Mais elle est plus importante que celle des dépenses de soins ce qui rend compte de « taux de remboursement », qui jouent eux-mêmes inégalement dans un sens redistributif. Ils sont moins élevés quand on relève des classes de revenu les plus hautes pour des raisons institutionnelles diverses .

Ainsi, la redistributivité horizontale du système n'apparaît pas seule en cause dans les phénomènes de redistributivité verticale. Les arrangements institutionnels y contribuent aussi, sans qu'on puisse leur attribuer pour autant des vertus redistributives sans ambiguïtés ainsi qu'on l'indique.

* 109 La formule la plus exacte serait la suivante : « ... augmenté de la consommation des services ou des biens financés par des dépenses publiques ».

* 110 C'est-à-dire des revenus considérés hors les avantages liés à la consommation des services ou des biens publics.

* 111 Les remboursements ne proviennent pas uniquement des régimes obligatoires d'assurance-maladie. Ceux-ci couvrent en moyenne 76 % des dépenses de santé.

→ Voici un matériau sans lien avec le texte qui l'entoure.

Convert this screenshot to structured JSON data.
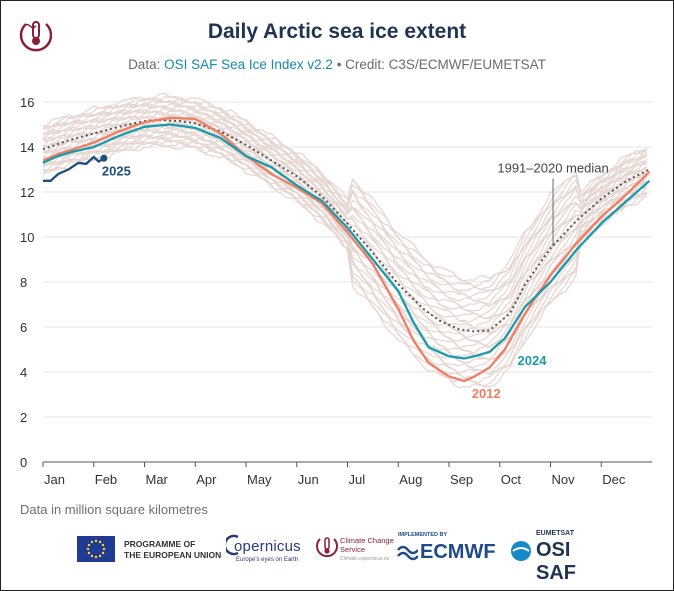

Les remboursements assurances complémentaires (dont la couverture maladie universelle complémentaire - CMUC) couvrent quant à eux 13,5 % des dépenses.

* 112 Les quatre méthodes sont respectivement : méthode 1 : l'attribution à chaque ménage (ou individu) d'un même montant de dépense correspondant à la dépense publique moyenne de santé ; méthode 2 : l'attribution d'un montant de dépenses de santé variant avec l'âge et le sexe ; méthode 3 : l'attribution d'un montant de dépense de santé différencié selon l'âge, le sexe et le niveau de vie ; méthode 4 : l'attribution d'une dépense de santé variant avec la consommation effective de soin.

* 113 Les quatre méthodes sont respectivement : méthode 1 : l'attribution à chaque ménage (ou individu) d'un même montant de dépense correspondant à la dépense publique moyenne de santé ; méthode 2 : l'attribution d'un montant de dépenses de santé variant avec l'âge et le sexe ; méthode 3 : l'attribution d'un montant de dépense de santé différencié selon l'âge, le sexe et le niveau de vie ; méthode 4 : l'attribution d'une dépense de santé variant avec la consommation effective de soin.